The same would be true with the labelling requirements. Labelling requirements are very clear. They are part of the physical characteristic of the product and would be subject to the mutual recognition rule. Therefore, the only ground on which a product with a labelling difference could be excluded from the English market is to stop the spread of a pest, disease or unsafe foodstuff.

However, we are still talking hypothetically because the existing rules would have to be amended substantively to be caught by the bill. If they remain, the 2009 regulations in their unamended form would not be caught by the bill anyway.


If our other two professors have anything different to say, they may comment, but we are quite tight for time.

Professor Barnard

I have nothing to add.

Professor Keating

I have nothing to add.

Okay—thank you. That was the definitive view on eels from Professor Dougan.

I will finish by going back to something that Professor Dougan said earlier, which was that the bill really suggests that the exercise of devolved competency is itself a problem. One thing that has perplexed me about the UK Government’s white paper is that it says in paragraph 85:

“While currently the costs of trading between the different constituent parts of the UK are low, an increase would be likely to have a significant impact on GDP. In a modelled scenario where intra-UK trade costs increased to the level seen between German states, UK GDP would reduce by £7.3 billion.”

I am perplexed about why the UK Government would choose German states as an example of trade barriers. I have always believed that the German economy works extremely smoothly. Germany is obviously a very prosperous place and there are lots of checks and balances in the German Länder. Do any of you have views on why the UK Government would use that particular example if it was not in some way ideologically opposed to all devolved systems?

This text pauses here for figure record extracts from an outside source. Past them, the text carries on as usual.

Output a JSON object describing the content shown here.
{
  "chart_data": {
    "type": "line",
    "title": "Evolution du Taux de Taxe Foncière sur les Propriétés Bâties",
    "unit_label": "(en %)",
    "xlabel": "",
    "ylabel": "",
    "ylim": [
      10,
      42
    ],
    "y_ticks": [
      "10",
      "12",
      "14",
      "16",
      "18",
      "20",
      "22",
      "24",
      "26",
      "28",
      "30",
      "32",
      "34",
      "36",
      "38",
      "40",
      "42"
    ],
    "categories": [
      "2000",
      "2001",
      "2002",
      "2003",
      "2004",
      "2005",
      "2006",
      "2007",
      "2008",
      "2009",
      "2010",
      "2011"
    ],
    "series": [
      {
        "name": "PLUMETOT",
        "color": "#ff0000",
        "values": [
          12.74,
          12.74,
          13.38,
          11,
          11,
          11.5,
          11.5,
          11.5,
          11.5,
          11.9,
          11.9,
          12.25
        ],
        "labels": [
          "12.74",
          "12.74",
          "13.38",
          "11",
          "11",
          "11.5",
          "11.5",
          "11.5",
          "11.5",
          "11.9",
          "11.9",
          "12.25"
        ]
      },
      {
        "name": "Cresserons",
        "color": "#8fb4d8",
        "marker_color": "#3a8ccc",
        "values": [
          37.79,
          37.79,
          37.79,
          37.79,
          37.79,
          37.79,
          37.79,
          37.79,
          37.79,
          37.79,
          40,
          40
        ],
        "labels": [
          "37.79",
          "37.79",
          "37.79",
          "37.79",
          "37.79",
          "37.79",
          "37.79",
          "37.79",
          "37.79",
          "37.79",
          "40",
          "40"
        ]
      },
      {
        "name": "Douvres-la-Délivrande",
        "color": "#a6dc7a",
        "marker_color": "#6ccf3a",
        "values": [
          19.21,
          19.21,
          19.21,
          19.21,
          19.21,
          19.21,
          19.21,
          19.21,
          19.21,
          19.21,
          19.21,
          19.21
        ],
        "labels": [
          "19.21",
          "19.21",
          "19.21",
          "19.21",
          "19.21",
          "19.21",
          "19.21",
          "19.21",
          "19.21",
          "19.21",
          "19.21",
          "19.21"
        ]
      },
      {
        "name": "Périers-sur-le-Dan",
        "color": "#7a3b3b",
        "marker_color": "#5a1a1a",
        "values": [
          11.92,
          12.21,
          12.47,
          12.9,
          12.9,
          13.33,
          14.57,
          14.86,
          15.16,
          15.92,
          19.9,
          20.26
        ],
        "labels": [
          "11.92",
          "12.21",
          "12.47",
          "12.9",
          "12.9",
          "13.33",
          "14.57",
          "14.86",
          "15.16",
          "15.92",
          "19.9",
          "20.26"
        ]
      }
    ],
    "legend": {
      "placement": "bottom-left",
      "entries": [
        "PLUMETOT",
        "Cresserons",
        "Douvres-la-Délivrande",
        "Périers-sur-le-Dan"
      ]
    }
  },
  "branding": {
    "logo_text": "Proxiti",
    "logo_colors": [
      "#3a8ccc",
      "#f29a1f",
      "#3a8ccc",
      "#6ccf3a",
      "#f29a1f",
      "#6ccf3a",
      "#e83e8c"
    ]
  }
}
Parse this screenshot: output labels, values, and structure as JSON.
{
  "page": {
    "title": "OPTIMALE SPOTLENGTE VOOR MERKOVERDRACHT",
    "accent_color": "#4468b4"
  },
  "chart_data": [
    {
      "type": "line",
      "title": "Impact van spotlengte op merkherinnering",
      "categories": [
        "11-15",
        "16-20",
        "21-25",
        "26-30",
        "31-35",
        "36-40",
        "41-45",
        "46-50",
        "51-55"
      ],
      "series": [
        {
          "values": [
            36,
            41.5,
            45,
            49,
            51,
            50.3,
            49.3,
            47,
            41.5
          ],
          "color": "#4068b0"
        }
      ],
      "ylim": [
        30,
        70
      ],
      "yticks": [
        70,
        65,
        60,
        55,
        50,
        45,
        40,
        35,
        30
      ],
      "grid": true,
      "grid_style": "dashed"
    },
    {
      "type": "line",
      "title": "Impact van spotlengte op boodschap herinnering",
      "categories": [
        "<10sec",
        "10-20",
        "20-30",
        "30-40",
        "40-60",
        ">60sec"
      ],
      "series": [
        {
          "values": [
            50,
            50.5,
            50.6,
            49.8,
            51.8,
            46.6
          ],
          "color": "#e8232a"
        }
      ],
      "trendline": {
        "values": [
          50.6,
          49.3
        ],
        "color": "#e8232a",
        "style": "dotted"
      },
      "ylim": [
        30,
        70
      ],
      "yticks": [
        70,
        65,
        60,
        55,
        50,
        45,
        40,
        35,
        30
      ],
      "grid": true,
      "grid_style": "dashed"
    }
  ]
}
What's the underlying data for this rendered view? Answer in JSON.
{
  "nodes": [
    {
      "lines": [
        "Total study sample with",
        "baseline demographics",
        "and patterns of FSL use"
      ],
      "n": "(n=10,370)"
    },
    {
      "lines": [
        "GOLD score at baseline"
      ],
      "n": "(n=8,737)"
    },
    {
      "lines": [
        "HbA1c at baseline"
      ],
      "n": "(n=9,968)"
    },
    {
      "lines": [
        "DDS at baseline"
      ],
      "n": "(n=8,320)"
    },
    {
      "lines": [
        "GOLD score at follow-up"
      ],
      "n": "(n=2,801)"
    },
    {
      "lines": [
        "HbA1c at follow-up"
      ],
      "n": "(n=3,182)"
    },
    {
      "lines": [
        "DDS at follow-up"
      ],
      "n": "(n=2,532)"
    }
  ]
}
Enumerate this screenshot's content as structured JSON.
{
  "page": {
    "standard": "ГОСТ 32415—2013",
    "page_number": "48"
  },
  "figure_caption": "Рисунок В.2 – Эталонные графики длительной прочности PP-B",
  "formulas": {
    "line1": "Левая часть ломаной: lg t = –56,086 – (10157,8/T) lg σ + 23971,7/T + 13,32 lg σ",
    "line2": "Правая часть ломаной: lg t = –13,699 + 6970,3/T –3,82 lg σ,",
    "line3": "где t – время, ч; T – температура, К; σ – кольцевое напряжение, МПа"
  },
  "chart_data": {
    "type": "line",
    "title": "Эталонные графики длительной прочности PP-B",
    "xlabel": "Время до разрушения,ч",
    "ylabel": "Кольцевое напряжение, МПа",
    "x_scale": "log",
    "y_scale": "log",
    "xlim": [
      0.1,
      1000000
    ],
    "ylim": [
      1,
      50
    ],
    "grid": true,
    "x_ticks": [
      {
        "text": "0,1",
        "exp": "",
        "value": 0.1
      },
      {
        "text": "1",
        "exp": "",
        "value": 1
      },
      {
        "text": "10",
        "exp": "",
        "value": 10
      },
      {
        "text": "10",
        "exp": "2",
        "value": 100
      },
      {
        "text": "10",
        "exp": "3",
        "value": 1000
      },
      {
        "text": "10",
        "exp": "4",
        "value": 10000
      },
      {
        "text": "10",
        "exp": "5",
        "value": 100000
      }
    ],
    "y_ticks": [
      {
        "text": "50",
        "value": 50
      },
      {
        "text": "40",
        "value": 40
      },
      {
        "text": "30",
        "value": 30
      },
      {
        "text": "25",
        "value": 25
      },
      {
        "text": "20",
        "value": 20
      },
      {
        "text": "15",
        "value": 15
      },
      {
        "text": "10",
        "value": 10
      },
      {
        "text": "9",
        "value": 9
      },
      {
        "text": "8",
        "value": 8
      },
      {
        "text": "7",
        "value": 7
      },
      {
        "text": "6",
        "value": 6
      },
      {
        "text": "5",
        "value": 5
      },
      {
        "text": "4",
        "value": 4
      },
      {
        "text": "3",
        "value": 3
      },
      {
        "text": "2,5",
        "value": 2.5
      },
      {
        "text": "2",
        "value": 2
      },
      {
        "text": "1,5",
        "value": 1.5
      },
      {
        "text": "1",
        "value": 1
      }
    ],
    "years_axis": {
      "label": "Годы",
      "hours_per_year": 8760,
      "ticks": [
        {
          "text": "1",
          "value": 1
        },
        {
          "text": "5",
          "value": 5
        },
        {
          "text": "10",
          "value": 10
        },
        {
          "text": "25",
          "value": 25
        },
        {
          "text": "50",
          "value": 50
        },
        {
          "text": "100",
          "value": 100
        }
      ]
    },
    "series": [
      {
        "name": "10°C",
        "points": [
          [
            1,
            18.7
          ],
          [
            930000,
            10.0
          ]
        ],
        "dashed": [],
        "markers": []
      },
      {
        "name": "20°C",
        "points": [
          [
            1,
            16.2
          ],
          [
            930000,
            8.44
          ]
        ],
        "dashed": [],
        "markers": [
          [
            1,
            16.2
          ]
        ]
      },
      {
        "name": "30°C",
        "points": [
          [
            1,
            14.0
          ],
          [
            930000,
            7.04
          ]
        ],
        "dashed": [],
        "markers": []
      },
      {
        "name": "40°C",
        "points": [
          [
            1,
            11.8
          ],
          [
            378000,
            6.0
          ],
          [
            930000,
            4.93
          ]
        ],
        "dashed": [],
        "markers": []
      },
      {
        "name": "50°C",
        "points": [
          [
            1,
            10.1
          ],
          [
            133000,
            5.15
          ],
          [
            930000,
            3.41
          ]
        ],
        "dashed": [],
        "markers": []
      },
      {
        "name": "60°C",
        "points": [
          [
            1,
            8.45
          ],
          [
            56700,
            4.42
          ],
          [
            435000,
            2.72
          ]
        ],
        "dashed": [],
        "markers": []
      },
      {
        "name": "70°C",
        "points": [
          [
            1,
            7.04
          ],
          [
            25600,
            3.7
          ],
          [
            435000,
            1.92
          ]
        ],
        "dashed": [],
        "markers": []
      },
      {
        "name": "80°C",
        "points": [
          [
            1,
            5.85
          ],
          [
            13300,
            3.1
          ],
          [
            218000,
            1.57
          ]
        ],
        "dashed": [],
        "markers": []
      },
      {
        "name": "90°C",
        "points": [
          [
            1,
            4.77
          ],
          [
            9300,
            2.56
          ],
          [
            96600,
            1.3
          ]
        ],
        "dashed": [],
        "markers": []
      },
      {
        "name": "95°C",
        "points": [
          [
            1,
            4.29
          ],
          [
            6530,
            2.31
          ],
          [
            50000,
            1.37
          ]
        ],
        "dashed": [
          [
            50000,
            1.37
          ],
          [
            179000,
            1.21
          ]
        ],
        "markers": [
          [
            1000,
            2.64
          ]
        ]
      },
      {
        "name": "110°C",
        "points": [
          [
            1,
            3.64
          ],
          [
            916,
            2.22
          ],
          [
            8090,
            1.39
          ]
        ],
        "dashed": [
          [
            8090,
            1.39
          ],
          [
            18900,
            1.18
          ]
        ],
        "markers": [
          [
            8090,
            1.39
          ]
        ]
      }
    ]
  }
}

That really struck me. There are, in fact, quite a number of regulatory differences between the German Länder. They tend to go together on big policy issues, but there are a lot of differences when it comes to regulation.

In Germany, of course, the EU single market rules apply. The suggestion in the white paper is that the EU internal market rules are too liberal for Germany and that, in spite of the internal market, it has too much divergence. That suggests that the UK Government wants something tighter than the existing EU regime, whereas we had understood that it was just replacing the EU regime and giving Scotland the same degree of discretion that it has under the EU. That is what struck me.

As for the costs, regulation costs money, but for that money we get environmental benefits, social benefits and so on that meet other goals. The question is not whether there is a cost but whether it is worth paying that cost to achieve the non-monetary objectives.

Professor Dougan

I have nothing to add.

There are a number of oddities in the white paper, not least that the principle of mutual recognition, which is well known under EU law from the cassis de Dijon decision, is mentioned only once, in a footnote on page 99. There is clearly some politics going on here, but Lord only knows what.

Okay. I thank our witnesses very much for coming to give evidence to us today and for their written submissions, which are extremely helpful to the committee.

I should have said at the beginning of the meeting that we have received apologies from Ross Greer. He is now back on the committee full time, but he had a family issue that meant that he could not come today.

Next, we will consider in private session the evidence that we have heard today. That concludes the public part of the meeting. I will allow a couple of minutes for members to have a comfort break before we continue in private session. Once again, I thank our three witnesses.

10:49 Meeting continued in private until 11:31.